Выполнил все указания чекистов, за версту обходил семью. Старался не видеть и не замечать никого.
…Мать, отдохнув дома с неделю, пошла на работу. Она была так слаба, что ноги нередко подводили ее. Она стонала во сне. Что виделось ей? Ведь вот там, на Колыме, снилась Лизе деревня. Дом и семья. О! Если бы не эти сны, не дожила бы баба до возвращения. Эти сны дарили радость воспоминаний. Самых дорогих и светлых…
Но зачем теперь, когда все уже позади, приходит в сны непрошено Колыма? Злою ведьмой с хвостатой пургой, с лютым холодом, с тучами комаров и работой до изнеможения в топких болотах или в вечной мерзлоте с киркой и ломом. Зачем Колыма бабе? Чтобы не забыть пережитое? Да оно и так отняло половину жизни. Это и в гробу будет помниться. Что толку оправдывать того, кто едва выжил на Колыме? Ему до конца жизни не восстановить отнятых сил и здоровья. А умирают все одинаково. Виновные и правые. Лишь в последний миг раскаиваются, что жили коряво. Да и то — не все.
Колька часто просыпался от жутких криков и стонов матери. Они с бабкой лечили ее изо всех сил. Настоями и отварами.
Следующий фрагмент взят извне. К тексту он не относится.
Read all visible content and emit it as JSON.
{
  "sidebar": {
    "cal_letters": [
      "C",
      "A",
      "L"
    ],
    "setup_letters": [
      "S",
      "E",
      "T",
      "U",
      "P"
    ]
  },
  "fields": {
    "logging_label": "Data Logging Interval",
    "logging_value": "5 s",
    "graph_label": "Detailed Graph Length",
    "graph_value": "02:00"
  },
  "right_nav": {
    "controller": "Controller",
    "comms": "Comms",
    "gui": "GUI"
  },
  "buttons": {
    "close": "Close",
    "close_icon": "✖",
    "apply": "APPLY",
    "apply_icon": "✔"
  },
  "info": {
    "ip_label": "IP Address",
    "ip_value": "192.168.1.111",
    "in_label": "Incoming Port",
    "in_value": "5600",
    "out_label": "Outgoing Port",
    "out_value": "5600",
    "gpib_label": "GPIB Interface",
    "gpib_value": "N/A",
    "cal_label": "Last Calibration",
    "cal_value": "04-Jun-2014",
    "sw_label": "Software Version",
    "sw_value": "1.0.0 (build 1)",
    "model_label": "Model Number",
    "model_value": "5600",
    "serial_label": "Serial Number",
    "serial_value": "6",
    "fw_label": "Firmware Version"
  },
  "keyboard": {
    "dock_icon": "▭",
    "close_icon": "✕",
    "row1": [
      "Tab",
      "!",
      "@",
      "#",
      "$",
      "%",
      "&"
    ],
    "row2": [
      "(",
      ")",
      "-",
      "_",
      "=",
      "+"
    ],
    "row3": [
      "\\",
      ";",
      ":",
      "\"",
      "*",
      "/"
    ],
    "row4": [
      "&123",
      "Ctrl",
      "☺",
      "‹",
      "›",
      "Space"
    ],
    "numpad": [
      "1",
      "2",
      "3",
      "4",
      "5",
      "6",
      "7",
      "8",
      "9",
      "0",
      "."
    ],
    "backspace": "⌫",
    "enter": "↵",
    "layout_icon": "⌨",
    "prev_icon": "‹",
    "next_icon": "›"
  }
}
Чтобы нервы успокоились, улеглась, отпустила бы память. Не будоражила, не рвала бы сердце в клочья. Но не просто прогнать Колыму из того, в ком засела она криками, бранью, угрозами охраны, рычаньем сторожевых овчарок, холодными щелястыми бараками, где к утру вода в питьевой бочке промерзала до дна.
Кричала баба, тихо плакал в темноте Колька:
«Только выжила б мать, только бы поправилась и выздоровела».
Молилась бабка, до самого рассвета не вставая с колен. Просила у Господа защиты от хвори для рабы божьей Лизаветы.
Под утро мать засыпала спокойно. Кошмары Колымы отступали. Она дышала ровно, тихо.